Kegiatan lomba debat antar siswa (dan mahasiswa) ini adalah kegiatan yang bagus, karena bisa memberi cukup banyak dampak positif. Lomba debat tidak hanya memotivasi siswa/mahasiswa untuk berprestasi, tetapi juga bisa melatih mereka dengan beberapa kemampuan penting yang mesti dimiliki manusia abad 21, seperti kemampuan berkomunikasi, kemampuan berfikir kritis, kemampuan mencipta gagasan, dan berkolaborasi, hidup bersama dalam perbedaan.

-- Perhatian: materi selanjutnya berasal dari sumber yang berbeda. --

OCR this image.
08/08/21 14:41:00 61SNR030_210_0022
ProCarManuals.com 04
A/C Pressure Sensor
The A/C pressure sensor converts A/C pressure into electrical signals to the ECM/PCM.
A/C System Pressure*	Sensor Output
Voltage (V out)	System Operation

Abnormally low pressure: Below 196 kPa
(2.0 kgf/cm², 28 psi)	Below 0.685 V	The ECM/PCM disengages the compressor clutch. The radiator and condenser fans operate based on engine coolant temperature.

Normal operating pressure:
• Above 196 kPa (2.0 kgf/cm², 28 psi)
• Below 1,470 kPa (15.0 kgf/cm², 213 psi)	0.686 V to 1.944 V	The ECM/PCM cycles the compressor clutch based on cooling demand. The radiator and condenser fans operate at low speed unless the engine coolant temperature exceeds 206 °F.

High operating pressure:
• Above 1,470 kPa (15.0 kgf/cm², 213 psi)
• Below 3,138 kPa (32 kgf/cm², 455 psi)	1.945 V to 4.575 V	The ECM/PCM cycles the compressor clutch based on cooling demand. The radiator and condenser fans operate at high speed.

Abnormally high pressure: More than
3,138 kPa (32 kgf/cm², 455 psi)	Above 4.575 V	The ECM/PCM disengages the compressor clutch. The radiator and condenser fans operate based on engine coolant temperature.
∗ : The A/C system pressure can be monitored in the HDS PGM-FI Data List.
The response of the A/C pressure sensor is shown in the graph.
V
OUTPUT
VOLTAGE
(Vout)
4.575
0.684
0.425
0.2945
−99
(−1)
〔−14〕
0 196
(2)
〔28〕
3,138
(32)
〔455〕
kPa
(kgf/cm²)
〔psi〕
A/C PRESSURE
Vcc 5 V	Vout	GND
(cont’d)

Dunia pendidikan sekarang mengenal kemampuan ini dengan sebutan 4 C-skills (communication, critical thinking, collaboration, and creativity).
Higher Order Thinking Skills (HOTS)
Salah satu poin penting dari Kurikulum 2013 yang sekarang berlaku adalah pentingnya guru melakukan proses pembelajaran yang memungkinkan siswa memiliki kemampuan berfikir tingkat tinggi, yang dikenal dengan HOTS (higher order thinking skills). Penekanan pada pembelajaran pada HOTS ini berbasis pada teori Taksonomi Bloom yang pertama kali diperkenalkan oleh seorang pakar psikologi pendidikan berkebangsaan Amerika Serikat, Benjamin S. Bloom (1956), dan kemudian direvisi atau dikembangkan muridnya, David R. Krathwohl, empat puluh lima tahun kemudian. Secara umum, Bloom membagi tujuan pendidikan menjadi tiga ranah: kognitif, afektif, dan psikomotor.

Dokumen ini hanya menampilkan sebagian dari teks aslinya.